JW: The new restrictive laws put physicians into a difficult, often impossible spot. Dr. Perron-Burdick explained that Idaho laws force her to delay life-saving decisions for mothers. Patients often hold that against her.

MPB: And I have had at least one patient, I’ve had a couple of patients actually, walk away feeling like … the patients experience delays of care, so oftentimes we have to wait until there’s no cardiac motion to actually treat these life threatening conditions.

And so patients walk away feeling like they got substandard care, which, to be honest, they did. But they also feel that it’s my fault, and that my decision to follow these laws is motivated by politics, or that I could have decided not to follow the law. So, I think the other misconception I run into is that when these laws result in poor patient care, that it’s actually the physician’s fault.

JW: New state laws often put doctors in a position to pick which law to violate. A federal law called EMTALA tells medical institutions that accept Medicaid to treat emergency patients unconditionally. But state laws now often block that when it comes to reproductive health.

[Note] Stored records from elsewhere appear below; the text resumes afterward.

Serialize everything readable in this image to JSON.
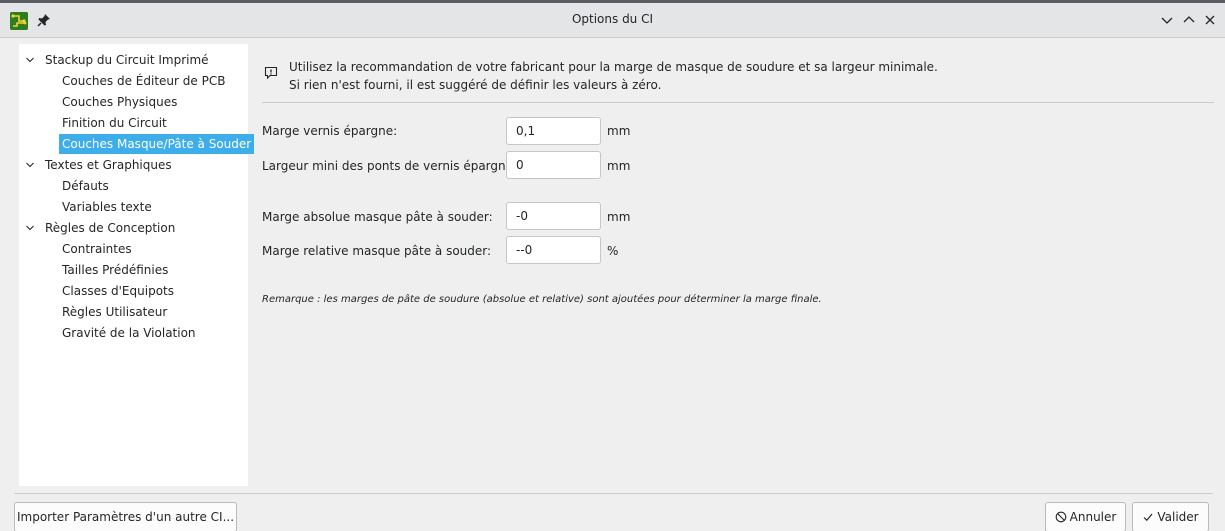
{
  "window": {
    "title": "Options du CI",
    "icons": {
      "app": "kicad-pcb-icon",
      "pin": "pin-icon",
      "minimize": "chevron-down-icon",
      "maximize": "chevron-up-icon",
      "close": "close-icon"
    }
  },
  "sidebar": {
    "groups": [
      {
        "label": "Stackup du Circuit Imprimé",
        "expanded": true,
        "items": [
          "Couches de Éditeur de PCB",
          "Couches Physiques",
          "Finition du Circuit",
          "Couches Masque/Pâte à Souder"
        ]
      },
      {
        "label": "Textes et Graphiques",
        "expanded": true,
        "items": [
          "Défauts",
          "Variables texte"
        ]
      },
      {
        "label": "Règles de Conception",
        "expanded": true,
        "items": [
          "Contraintes",
          "Tailles Prédéfinies",
          "Classes d'Equipots",
          "Règles Utilisateur",
          "Gravité de la Violation"
        ]
      }
    ],
    "selected": "Couches Masque/Pâte à Souder"
  },
  "info": {
    "line1": "Utilisez la recommandation de votre fabricant pour la marge de masque de soudure et sa largeur minimale.",
    "line2": "Si rien n'est fourni, il est suggéré de définir les valeurs à zéro."
  },
  "fields": {
    "solder_mask_clearance": {
      "label": "Marge vernis épargne:",
      "value": "0,1",
      "unit": "mm"
    },
    "solder_mask_min_width": {
      "label": "Largeur mini des ponts de vernis épargne:",
      "value": "0",
      "unit": "mm"
    },
    "paste_abs_clearance": {
      "label": "Marge absolue masque pâte à souder:",
      "value": "-0",
      "unit": "mm"
    },
    "paste_rel_clearance": {
      "label": "Marge relative masque pâte à souder:",
      "value": "--0",
      "unit": "%"
    }
  },
  "remark": "Remarque : les marges de pâte de soudure (absolue et relative) sont ajoutées pour déterminer la marge finale.",
  "buttons": {
    "import": "Importer Paramètres d'un autre CI...",
    "cancel": "Annuler",
    "ok": "Valider"
  },
  "colors": {
    "selection": "#3daee9",
    "app_icon": "#2f7d1f"
  }
}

MPB: Any hospital or institution that has Medicare funding is required to provide emergency medical care to protect the life of a patient. And in Idaho, initially our complete abortion ban actually said that we couldn’t follow EMTALA that was taken to court. We were able to reinstate EMTALA laws. And so patients are protected under EMTALA laws. If they’re receiving care in an emergency room or on a labor and delivery floor.

And so then, unfortunately, the protection from EMTALA was taken away from us again, and that’s actually coming up in a Supreme Court case of Idaho vs. the Supreme Court. So, basically, it doesn’t matter your ability to pay, who you are, where you come from, what you do if you walk into an emergency room, or a labor and delivery. There is a federal law that says you must receive healthcare.

JW: Dr. Marian Sampson was the other panelist. An OB/GYN provider for Planned Parenthood Southwest and Central Florida, she had her first of three children at age 18 and worked as a teacher before going to medical school. She is based in Naples and Fort Myers.

Dr. Sampson painted a picture of overwork, due to Florida being a destination for women patients from Georgia, Alabama and Louisiana.

Marian Sampson: Because the other states surrounding us have restrictive abortion laws. Where do they come? They come to Florida. So my schedule is completely full, just like she said, with the patients who need the abortion care, but we’re the only ones who can do that.

Dr. Marian Sampson

So we end up packing our schedule as much as possible to try to see all of these patients. And I service two areas, I service the Ft. Myers area and the Naples area. And then we, if need be, will travel off because we’re the affiliate for Southwest and Central Florida. It bleeds over into other things because I have a lot of patients who need to have cervical things taken care of, like precancerous conditions, or they need what’s called a leap procedure.

So they go to see the nurse practitioners, get the pap, if the pap is abnormal, perform a colposcopy and a biopsy. And then if they need a procedure, then we try to get them on the schedule to do that, especially with them being uninsured or underinsured because we’re going to be cheaper than doing it and anywhere else. And this is something that’s time-sensitive. We’re trying to beat it becoming a cervical cancer, but we got to find time on the schedule to do it.

JW: Dr. Sampson was actually prompted into becoming an abortion care provider by the repeal of Roe vs. Wade and new restrictive state laws.

MS: There was something about it that said, “Somebody’s trying to boss somebody around,” and they don’t need to do that. It was like a bell rang; it was like, “Somebody really needs you to help here.” And that’s just where you need to be. I can’t explain it any further than that. So I realized that I had used this resource and never really considered my contribution to that resource and how that could be fostered and help later on because it wasn’t in jeopardy. It wasn’t threatened, and now it is.

JW: Supreme Court ruling notwithstanding, supporters of the Florida constitutional amendment are plowing ahead with a central event in the Orlando area on April 13th.

This has been Johannes Werner, reporting for WSLR News.